The group has been doing a lot of work around renovictions in Vancouver and Surrey, but recently made contact with a resident of an Ash Street building who was being renovicted.

“I live in New West. I started doing some research. There is quite a few buildings that have been purchased this year. There is about eight or more that have been purchased,” Hendry said. “A number of those are in the process of renovictions.”

While tenants in some buildings have already received eviction notices, tenants in other buildings are concerned they’ll soon meet the same fate.

The Vancouver Tenants Union advises tenants not to move out or to sign anything if they get eviction notices.

“Their main tactic is to use fear to scare people into leaving. There are ways to fight renoviction and to keep you in your homes,” said a notice about the Aug. 19 meeting. “The whole neighbourhood is experiencing this crisis – it’s time to get to know your neighbours and help each other fight for what you need.”

Hendry said some tenants in the Uptown/Brow of the Hill neighbourhood are paying $800 to $1,000 per month in rent. He said a Seventh Street building that’s been renovated is now charging $1,400 for a bachelor suite. 

“People are in a really tough spot,” he said.

Politicians from municipal, provincial and federal levels of government have been invited to attend the meeting.

“That is what we are going to talk about – the number of buildings that have been for sale, what those companies believe they can get for rents and what the rents are currently.

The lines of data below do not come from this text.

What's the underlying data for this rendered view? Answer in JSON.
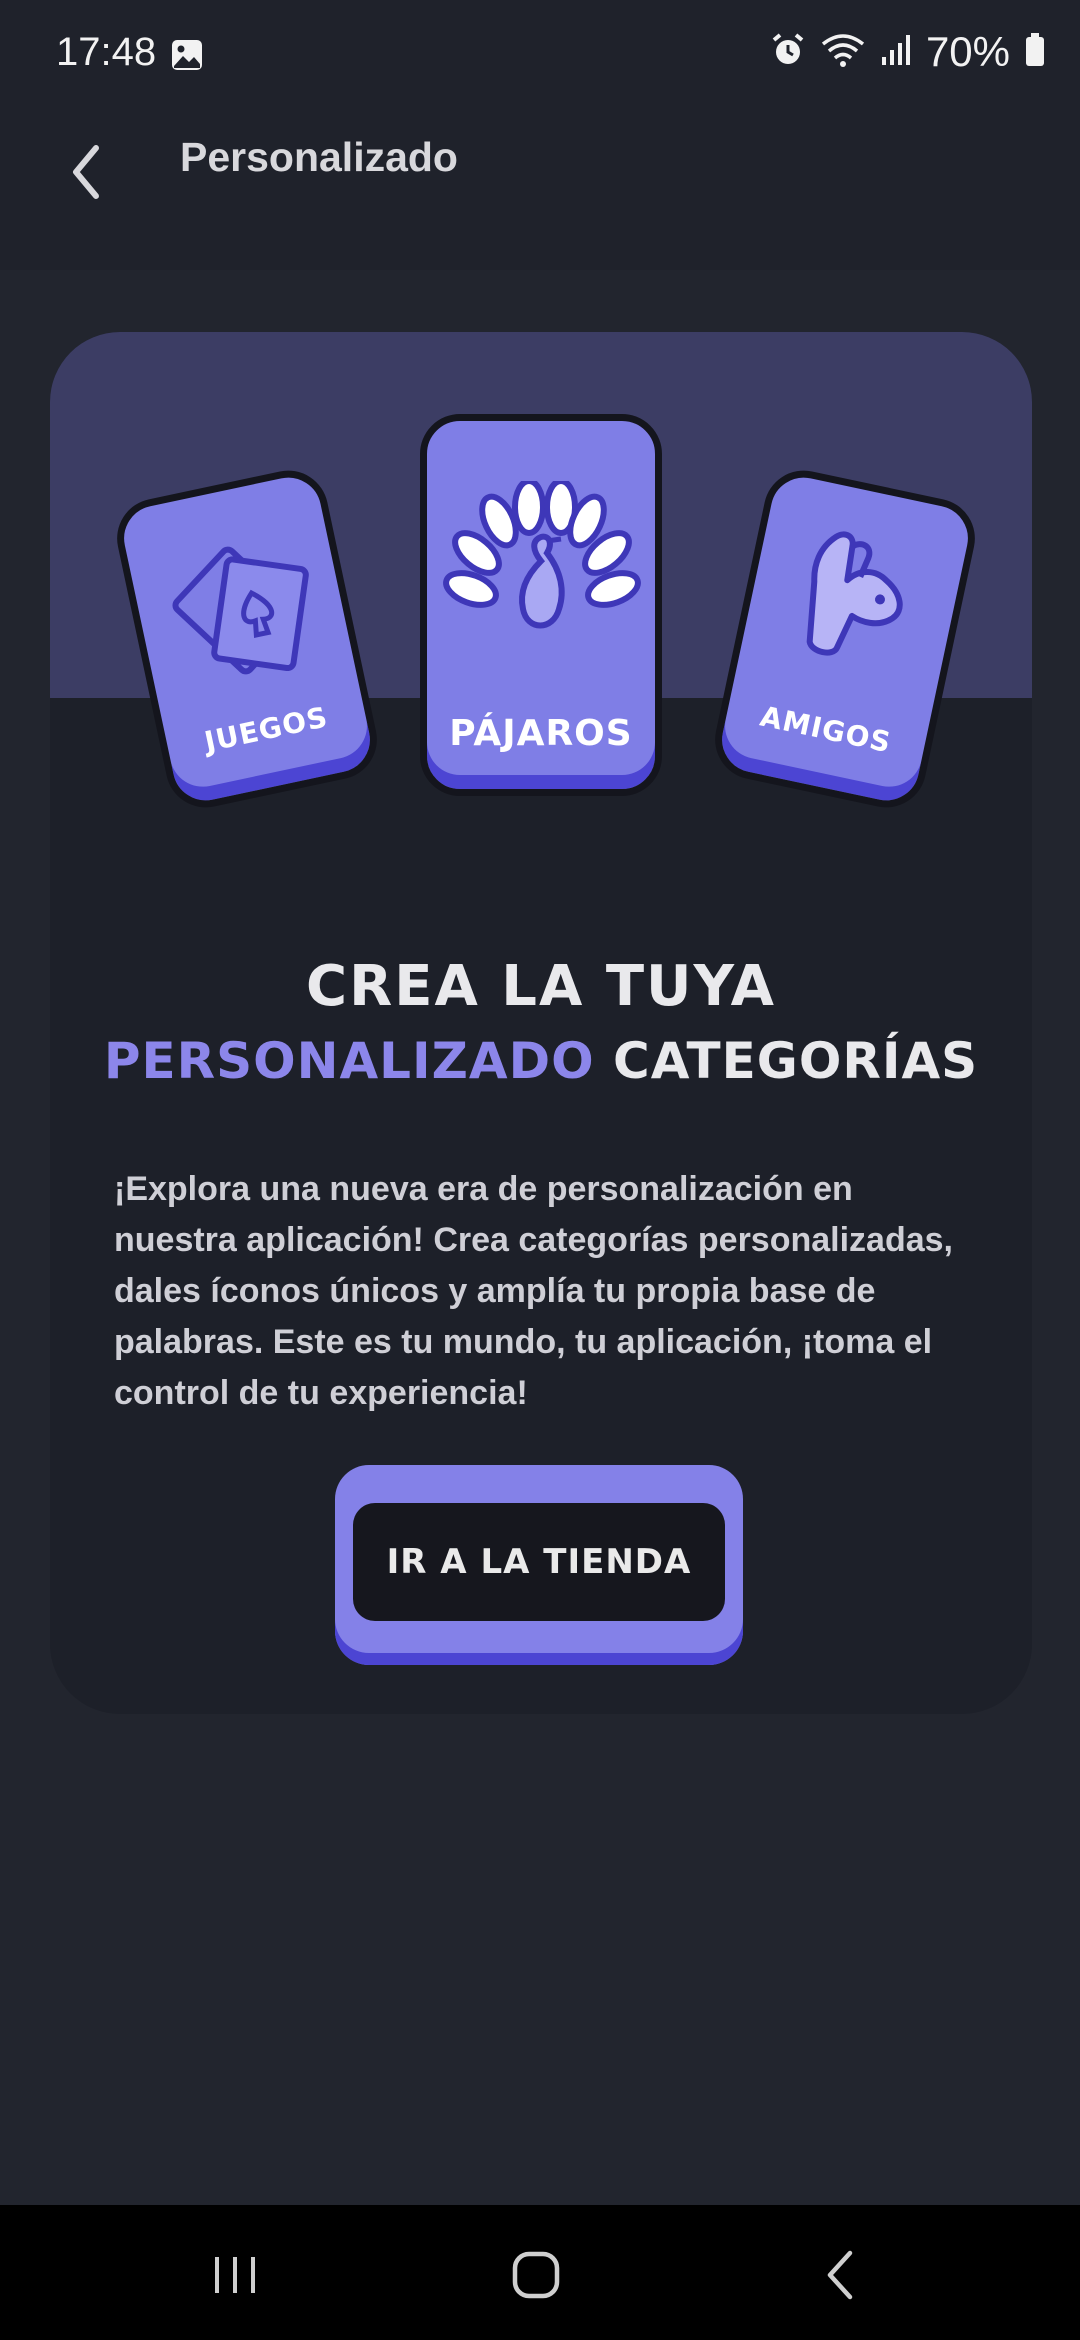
{
  "status_bar": {
    "time": "17:48",
    "battery": "70%",
    "icons": [
      "gallery-icon",
      "alarm-icon",
      "wifi-icon",
      "signal-icon",
      "battery-icon"
    ]
  },
  "app_bar": {
    "title": "Personalizado",
    "back_icon": "chevron-left-icon"
  },
  "promo": {
    "categories": [
      {
        "label": "JUEGOS",
        "icon": "playing-card-icon"
      },
      {
        "label": "PÁJAROS",
        "icon": "peacock-icon"
      },
      {
        "label": "AMIGOS",
        "icon": "hand-dog-icon"
      }
    ],
    "headline_line1": "CREA LA TUYA",
    "headline_accent": "PERSONALIZADO",
    "headline_rest": "CATEGORÍAS",
    "description": "¡Explora una nueva era de personalización en nuestra aplicación! Crea categorías personalizadas, dales íconos únicos y amplía tu propia base de palabras. Este es tu mundo, tu aplicación, ¡toma el control de tu experiencia!",
    "store_button": "IR A LA TIENDA"
  },
  "nav_bar": {
    "items": [
      "recent-apps-icon",
      "home-icon",
      "back-icon"
    ]
  },
  "colors": {
    "background": "#22252e",
    "card": "#1d2029",
    "banner": "#3c3d64",
    "accent": "#7f7ee6",
    "accent_dark": "#4c45d3"
  }
}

There is such a huge gap there,” Hendry said. “People that are in those buildings, they are not going to have anywhere else to go in New West.”

The Vancouver Tenants Union fights for the rights of tenants and the preservation of affordable housing, and demands real rent control, eviction protections, more affordable housing and better incomes for all.

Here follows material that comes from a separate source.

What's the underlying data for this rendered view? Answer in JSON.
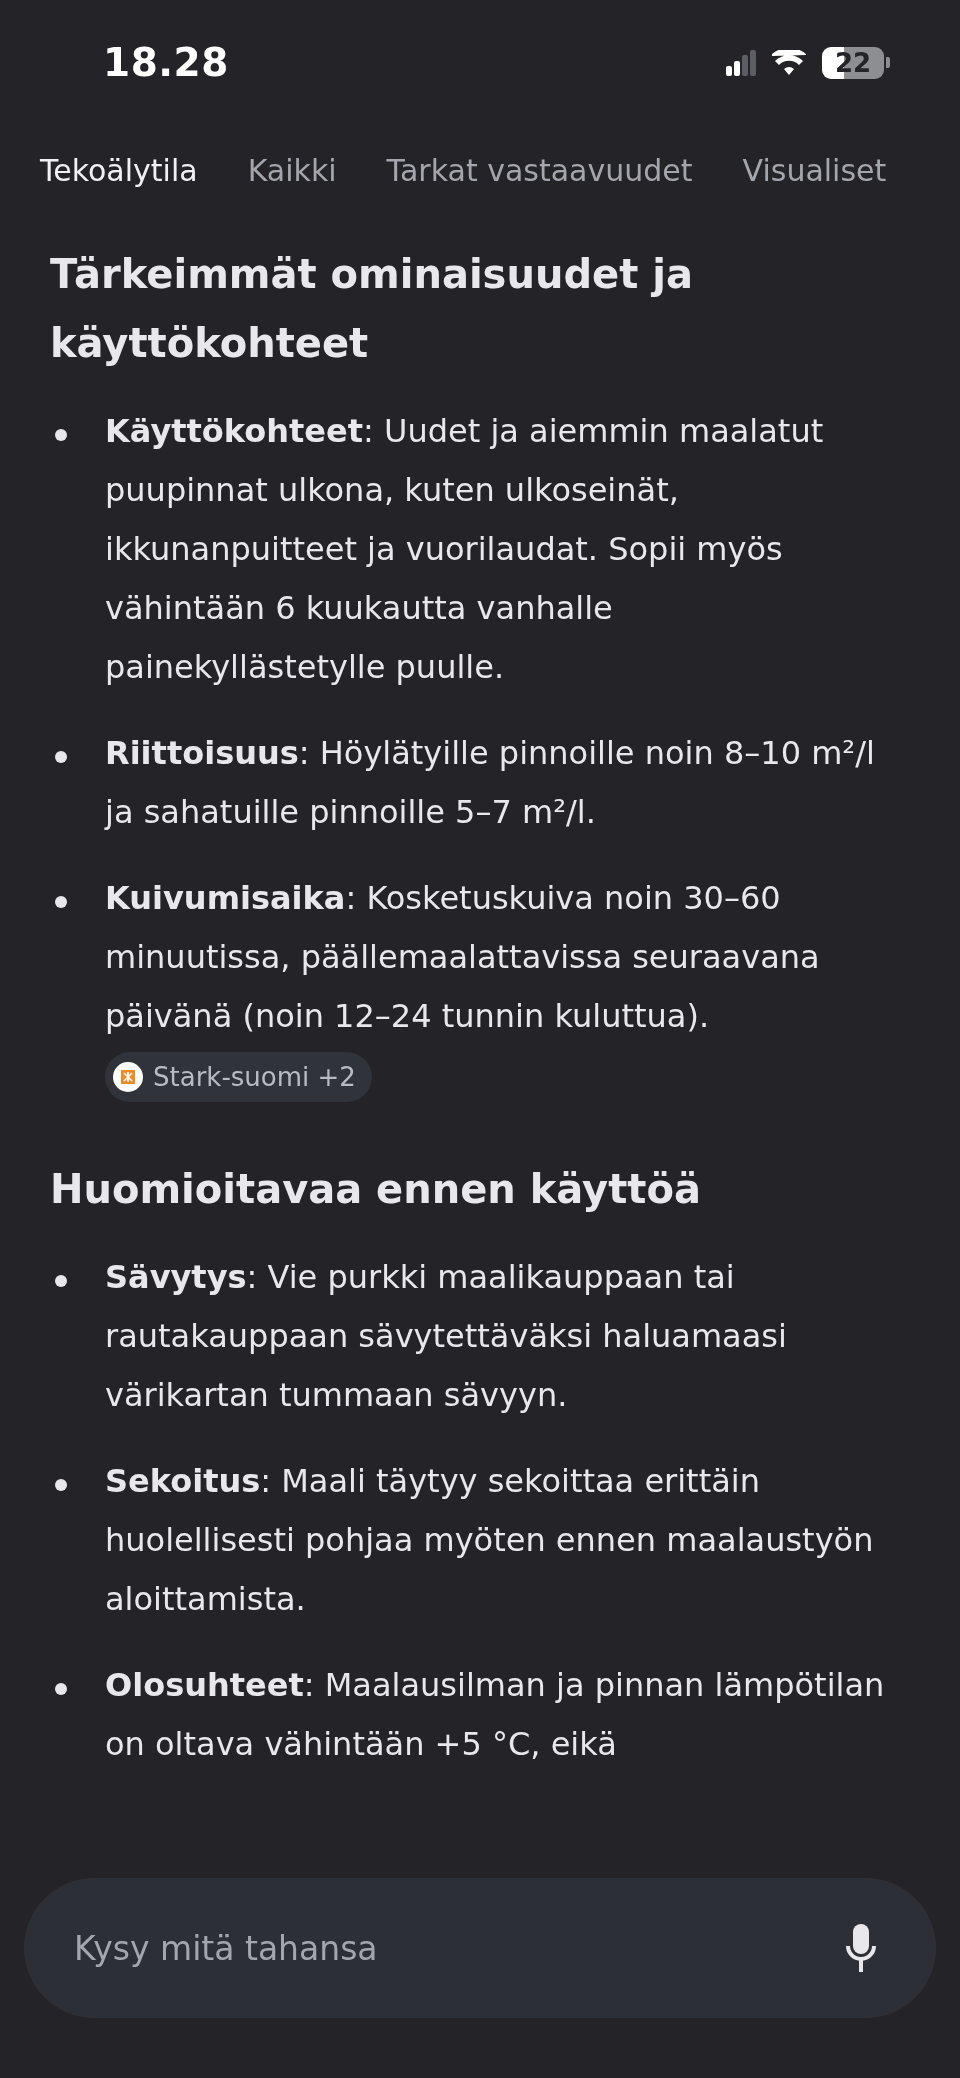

John Stark, the city’s acting manager of planning, said the city is aware of 10 buildings and 215 units where renovictions have occurred in New Westminster in the past three years. The numbers were based on statistics as of June 6.

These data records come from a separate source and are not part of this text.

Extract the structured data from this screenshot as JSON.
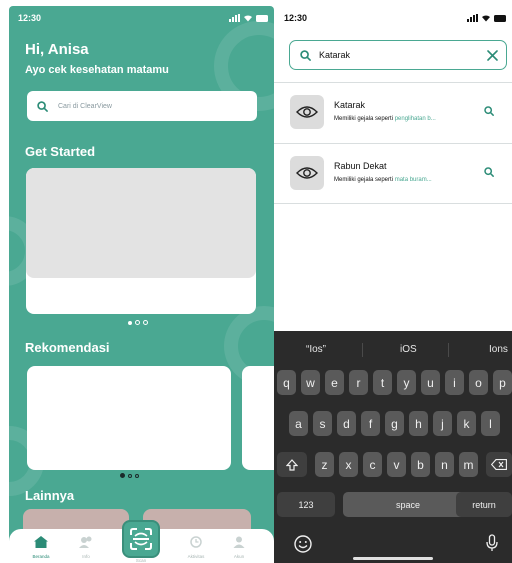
{
  "colors": {
    "primary": "#4aa892",
    "card_placeholder": "#e3e3e3",
    "highlight": "#4aa892",
    "keyboard_bg": "#2b2b2b"
  },
  "left": {
    "status_time": "12:30",
    "greeting": "Hi, Anisa",
    "subtitle": "Ayo cek kesehatan matamu",
    "search": {
      "placeholder": "Cari di ClearView",
      "icon": "search-icon"
    },
    "sections": {
      "get_started": "Get Started",
      "rekomendasi": "Rekomendasi",
      "lainnya": "Lainnya"
    },
    "carousel": {
      "pages": 3,
      "active": 0
    },
    "rekomendasi_carousel": {
      "pages": 3,
      "active": 0
    },
    "nav": [
      {
        "label": "Beranda",
        "icon": "home-icon",
        "active": true
      },
      {
        "label": "Info",
        "icon": "users-icon",
        "active": false
      },
      {
        "label": "Scan",
        "icon": "scan-icon",
        "active": false
      },
      {
        "label": "Aktivitas",
        "icon": "clock-icon",
        "active": false
      },
      {
        "label": "Akun",
        "icon": "user-icon",
        "active": false
      }
    ]
  },
  "right": {
    "status_time": "12:30",
    "search": {
      "value": "Katarak",
      "icon": "search-icon",
      "clear_icon": "close-icon"
    },
    "results": [
      {
        "title": "Katarak",
        "desc_prefix": "Memiliki gejala seperti ",
        "desc_highlight": "penglihatan b...",
        "icon": "eye-icon"
      },
      {
        "title": "Rabun Dekat",
        "desc_prefix": "Memiliki gejala seperti ",
        "desc_highlight": "mata buram...",
        "icon": "eye-icon"
      }
    ],
    "keyboard": {
      "suggestions": [
        "“Ios”",
        "iOS",
        "Ions"
      ],
      "row1": [
        "q",
        "w",
        "e",
        "r",
        "t",
        "y",
        "u",
        "i",
        "o",
        "p"
      ],
      "row2": [
        "a",
        "s",
        "d",
        "f",
        "g",
        "h",
        "j",
        "k",
        "l"
      ],
      "row3": [
        "z",
        "x",
        "c",
        "v",
        "b",
        "n",
        "m"
      ],
      "numbers_key": "123",
      "space_key": "space",
      "return_key": "return"
    }
  }
}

“There may be renovictions that the city is not aware of – renovictions done without permits and where no complaints were filed with the city – so this number is likely an underestimate,” he said in an email to the Record. “These numbers are based on renovictions where there is evidence that the renoviction has actually occurred (building permit issued, etc.). The numbers of potential future renovictions or rumoured threats of renovictions would likely be much higher.”